Se tem uma coisa que os votantes do Oscar A-D-O-R-A-M é o arquétipo da “esposa sofredora”. Nem sempre elas aparecem tanto quanto os interesses amorosos nos filmes, mas em casos como o de Jennifer Connelly, a presença e a importância delas é tão grande quanto a do dito “protagonista”. Connelly chegou a ser indicada ao SAG de protagonista em 2002, o que não é novidade – no ano anterior, o Sindicato chegou a premiar Benicio Del Toro como ator principal semanas antes de ele vencer o Oscar de coadjuvante por “Traffic”.

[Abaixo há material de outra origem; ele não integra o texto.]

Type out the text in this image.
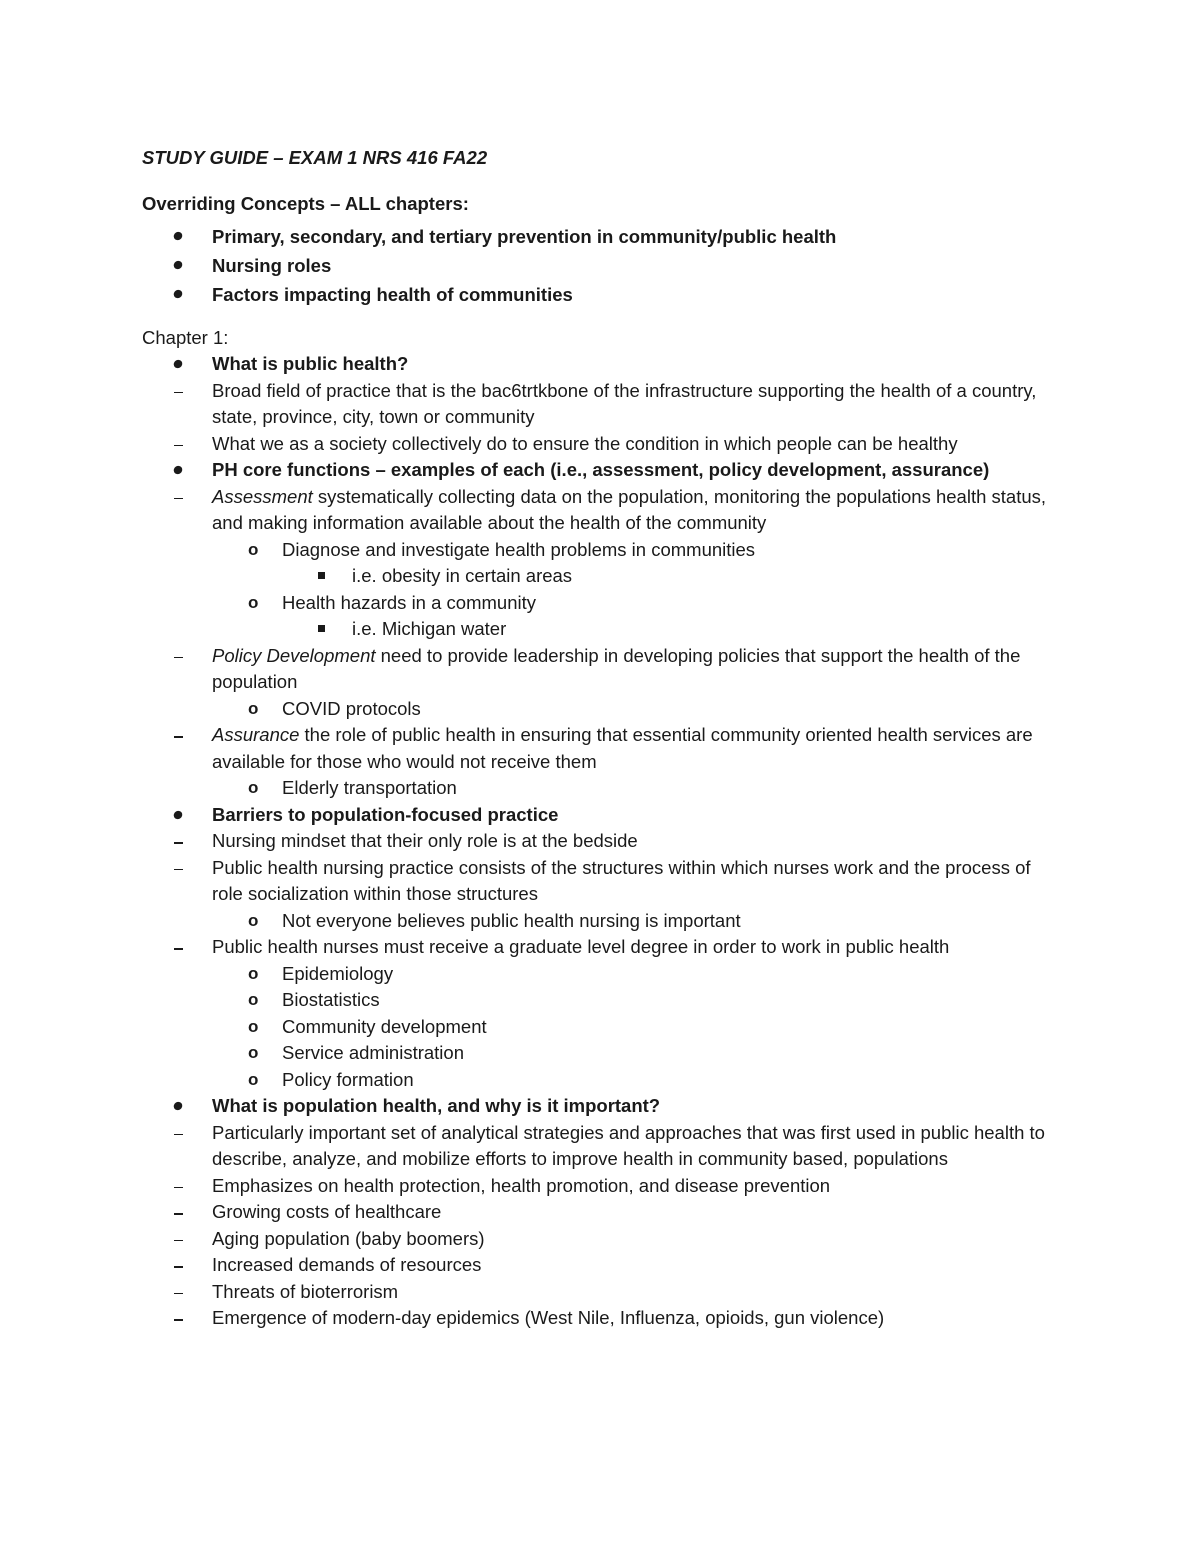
STUDY GUIDE – EXAM 1 NRS 416 FA22

Overriding Concepts – ALL chapters:

Primary, secondary, and tertiary prevention in community/public health
Nursing roles
Factors impacting health of communities

Chapter 1:

What is public health?
Broad field of practice that is the bac6trtkbone of the infrastructure supporting the health of a country, state, province, city, town or community
What we as a society collectively do to ensure the condition in which people can be healthy
PH core functions – examples of each (i.e., assessment, policy development, assurance)
Assessment systematically collecting data on the population, monitoring the populations health status, and making information available about the health of the community
o Diagnose and investigate health problems in communities
i.e. obesity in certain areas
o Health hazards in a community
i.e. Michigan water
Policy Development need to provide leadership in developing policies that support the health of the population
o COVID protocols
Assurance the role of public health in ensuring that essential community oriented health services are available for those who would not receive them
o Elderly transportation
Barriers to population-focused practice
Nursing mindset that their only role is at the bedside
Public health nursing practice consists of the structures within which nurses work and the process of role socialization within those structures
o Not everyone believes public health nursing is important
Public health nurses must receive a graduate level degree in order to work in public health
o Epidemiology
o Biostatistics
o Community development
o Service administration
o Policy formation
What is population health, and why is it important?
Particularly important set of analytical strategies and approaches that was first used in public health to describe, analyze, and mobilize efforts to improve health in community based, populations
Emphasizes on health protection, health promotion, and disease prevention
Growing costs of healthcare
Aging population (baby boomers)
Increased demands of resources
Threats of bioterrorism
Emergence of modern-day epidemics (West Nile, Influenza, opioids, gun violence)
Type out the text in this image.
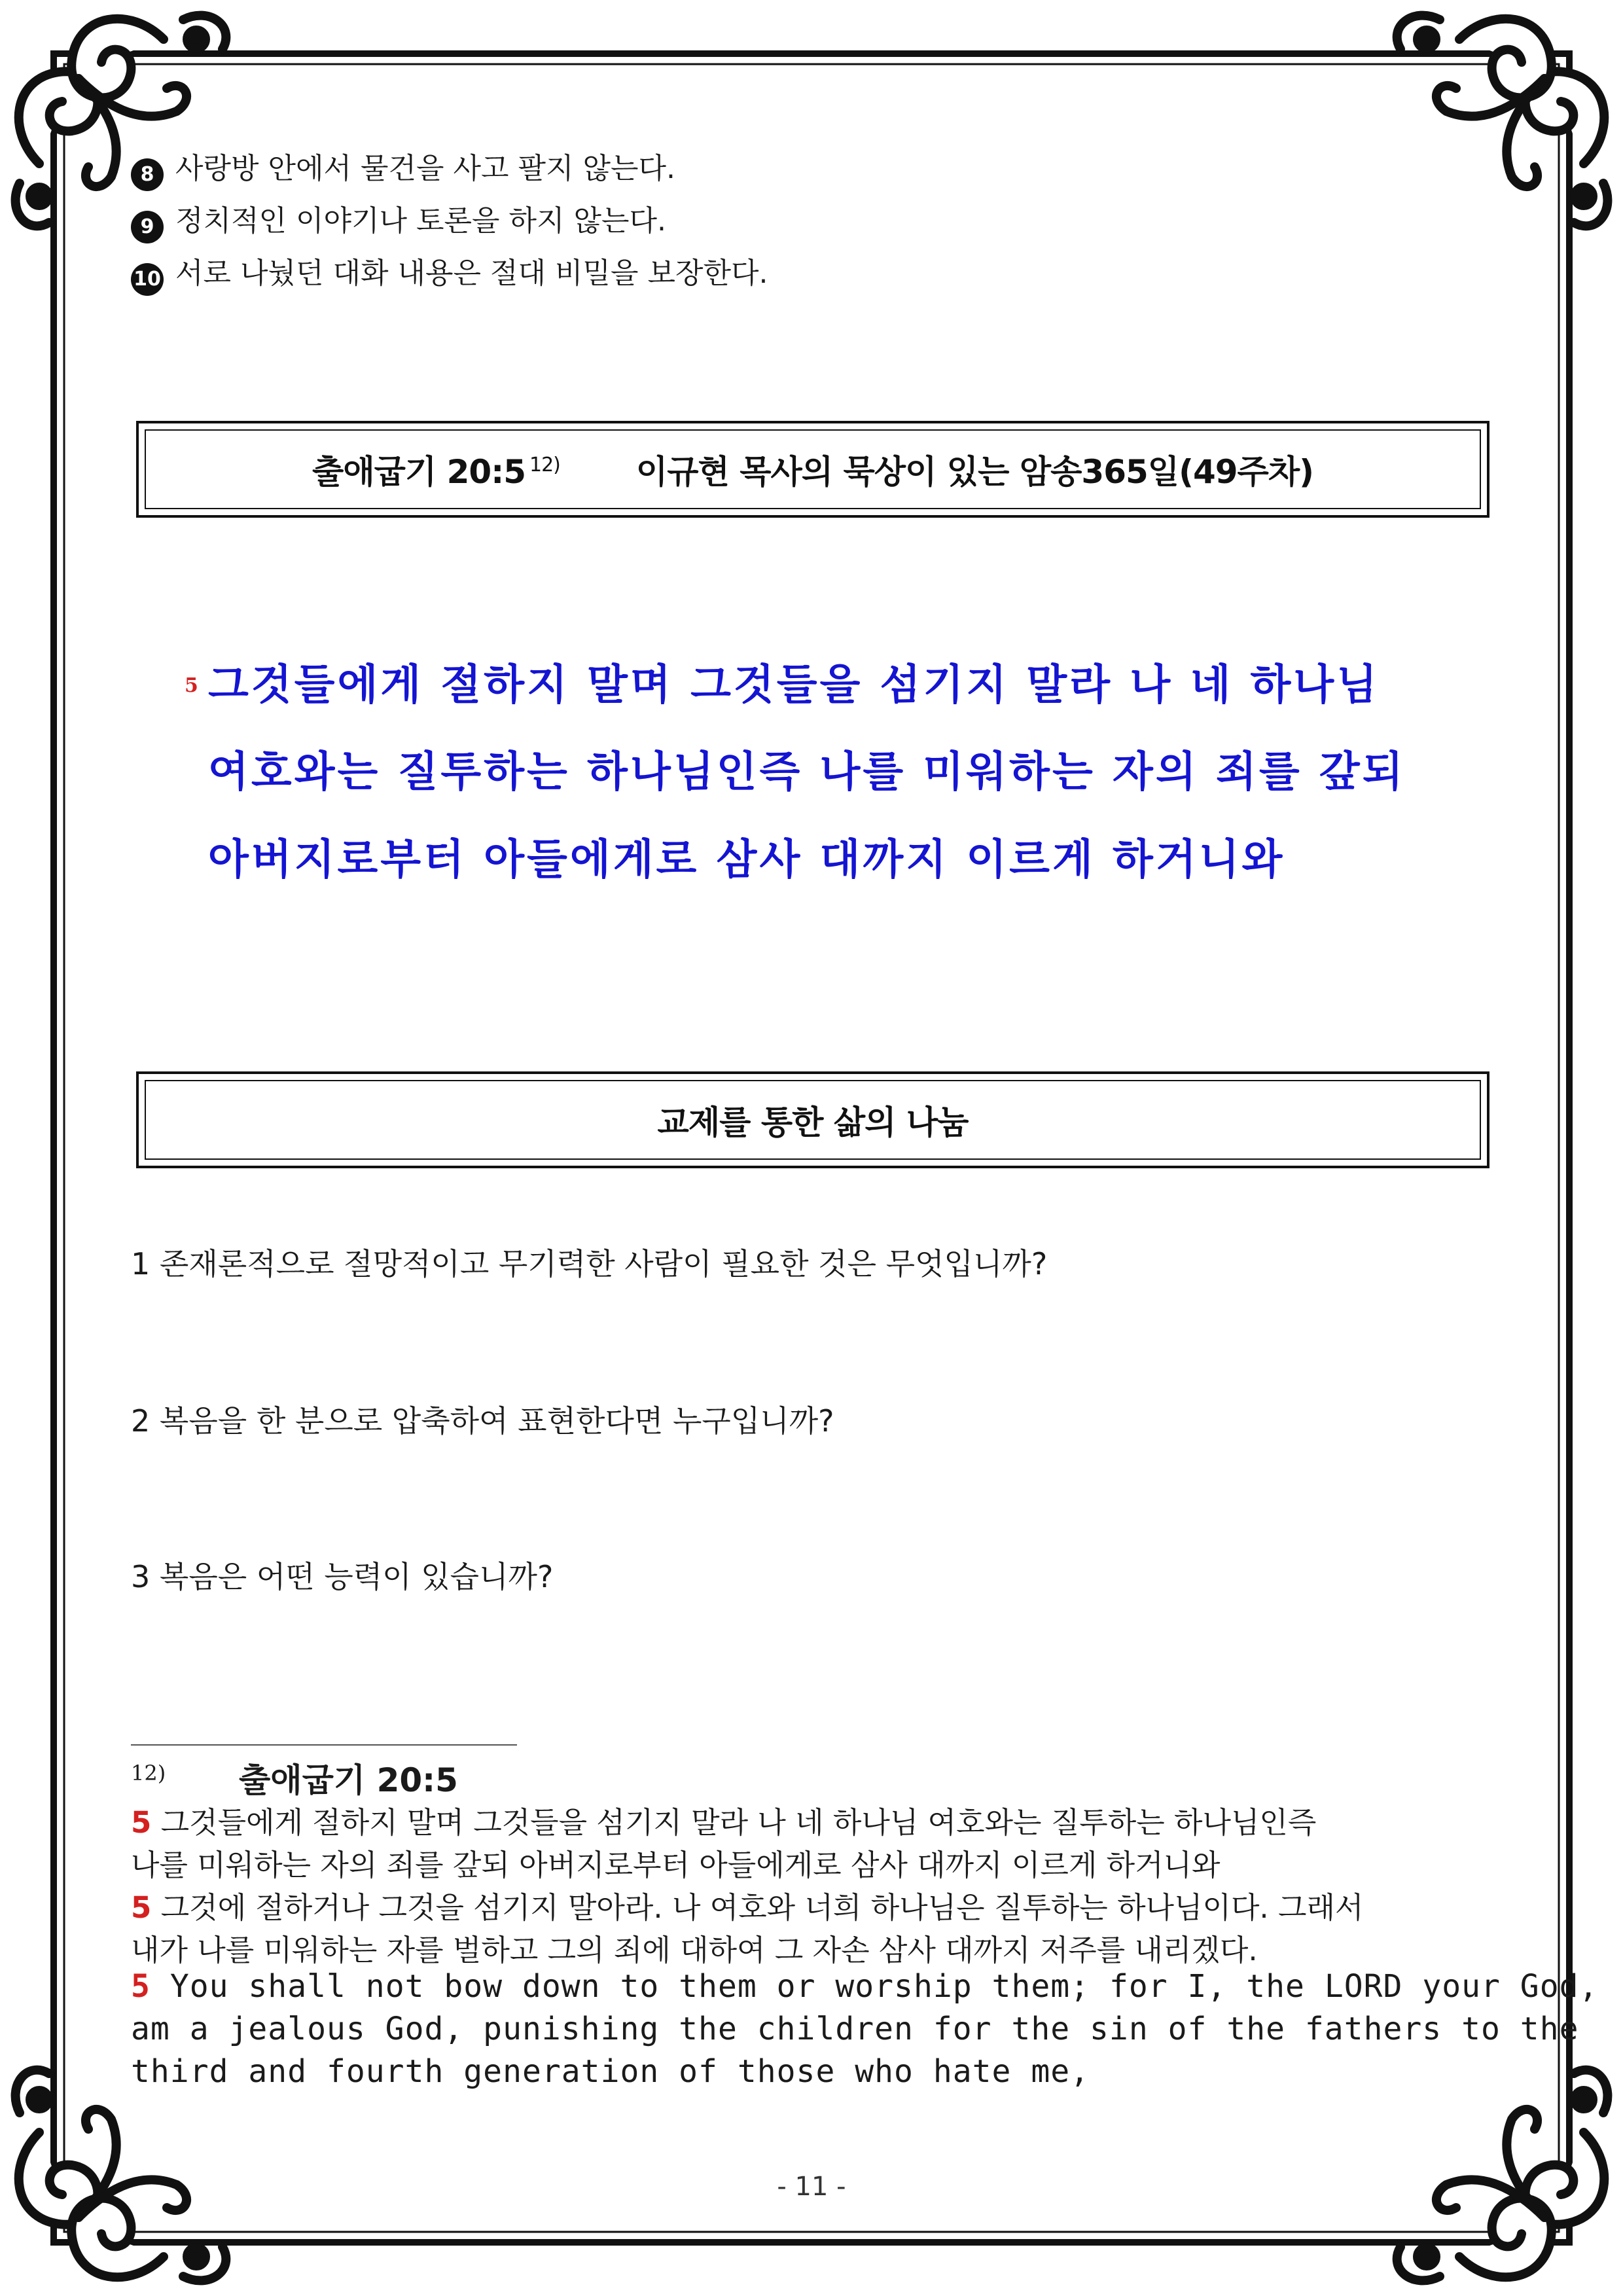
8 사랑방 안에서 물건을 사고 팔지 않는다.
9 정치적인 이야기나 토론을 하지 않는다.
10 서로 나눴던 대화 내용은 절대 비밀을 보장한다.
출애굽기 20:5 $^{12)}$ 이규현 목사의 묵상이 있는 암송365일(49주차)
5 그것들에게 절하지 말며 그것들을 섬기지 말라 나 네 하나님
여호와는 질투하는 하나님인즉 나를 미워하는 자의 죄를 갚되
아버지로부터 아들에게로 삼사 대까지 이르게 하거니와
교제를 통한 삶의 나눔
1 존재론적으로 절망적이고 무기력한 사람이 필요한 것은 무엇입니까?
2 복음을 한 분으로 압축하여 표현한다면 누구입니까?
3 복음은 어떤 능력이 있습니까?
12) 출애굽기 20:5
5 그것들에게 절하지 말며 그것들을 섬기지 말라 나 네 하나님 여호와는 질투하는 하나님인즉
나를 미워하는 자의 죄를 갚되 아버지로부터 아들에게로 삼사 대까지 이르게 하거니와
5 그것에 절하거나 그것을 섬기지 말아라. 나 여호와 너희 하나님은 질투하는 하나님이다. 그래서
내가 나를 미워하는 자를 벌하고 그의 죄에 대하여 그 자손 삼사 대까지 저주를 내리겠다.
5 You shall not bow down to them or worship them; for I, the LORD your God,
am a jealous God, punishing the children for the sin of the fathers to the
third and fourth generation of those who hate me,
- 11 -
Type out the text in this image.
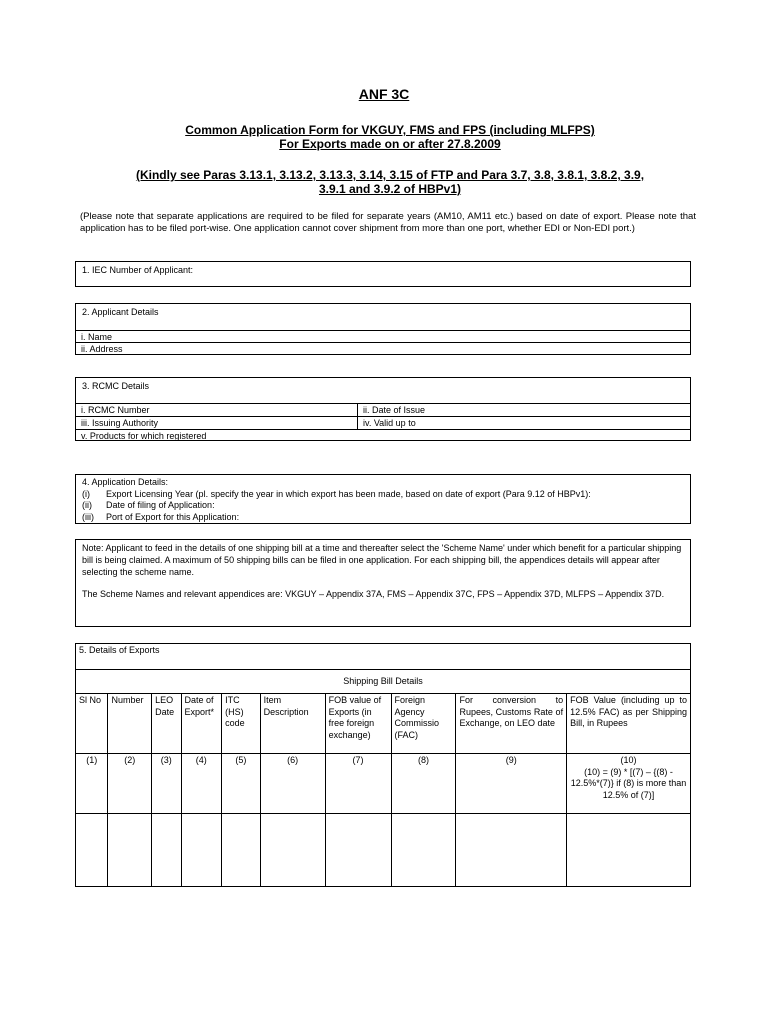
ANF 3C
Common Application Form for VKGUY, FMS and FPS (including MLFPS)
For Exports made on or after 27.8.2009
(Kindly see Paras 3.13.1, 3.13.2, 3.13.3, 3.14, 3.15 of FTP and Para 3.7, 3.8, 3.8.1, 3.8.2, 3.9,
3.9.1 and 3.9.2 of HBPv1)
(Please note that separate applications are required to be filed for separate years (AM10, AM11 etc.) based on date of export. Please note that application has to be filed port-wise. One application cannot cover shipment from more than one port, whether EDI or Non-EDI port.)
1. IEC Number of Applicant:
2. Applicant Details
i. Name
ii. Address
3. RCMC Details
i. RCMC Number	ii. Date of Issue
iii. Issuing Authority	iv. Valid up to
v. Products for which registered
4. Application Details:
(i)	Export Licensing Year (pl. specify the year in which export has been made, based on date of export (Para 9.12 of HBPv1):
(ii)	Date of filing of Application:
(iii)	Port of Export for this Application:
Note: Applicant to feed in the details of one shipping bill at a time and thereafter select the 'Scheme Name' under which benefit for a particular shipping bill is being claimed. A maximum of 50 shipping bills can be filed in one application. For each shipping bill, the appendices details will appear after selecting the scheme name.
The Scheme Names and relevant appendices are: VKGUY – Appendix 37A, FMS – Appendix 37C, FPS – Appendix 37D, MLFPS – Appendix 37D.
5. Details of Exports									
Shipping Bill Details									
Sl No	Number	LEO Date	Date of Export*	ITC (HS) code	Item Description	FOB value of Exports (in free foreign exchange)	Foreign Agency Commissio (FAC)	For conversion to Rupees, Customs Rate of Exchange, on LEO date	FOB Value (including up to 12.5% FAC) as per Shipping Bill, in Rupees
(1)	(2)	(3)	(4)	(5)	(6)	(7)	(8)	(9)	(10)
(10) = (9) * [(7) – {(8) - 12.5%*(7)} if (8) is more than 12.5% of (7)]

Contudo, o estúdio viu que a categoria de melhor atriz estava cheia com as favoritas Nicole Kidman, Halle Berry e Sissy Spacek e investiu suas fichinhas em Jennifer Connelly derrotando Kate Winslet (ainda uma jovem não oscarizada) e Marisa Tomei (já dona de um Oscar um tanto quanto controverso). A aposta deu certo e a bela atriz foi premiada pelo trabalho como a devotada esposa do matemático John Nash.

Isso voltou a acontecer em: em 2016, com Alicia Vikander por “A Garota Dinamarquesa”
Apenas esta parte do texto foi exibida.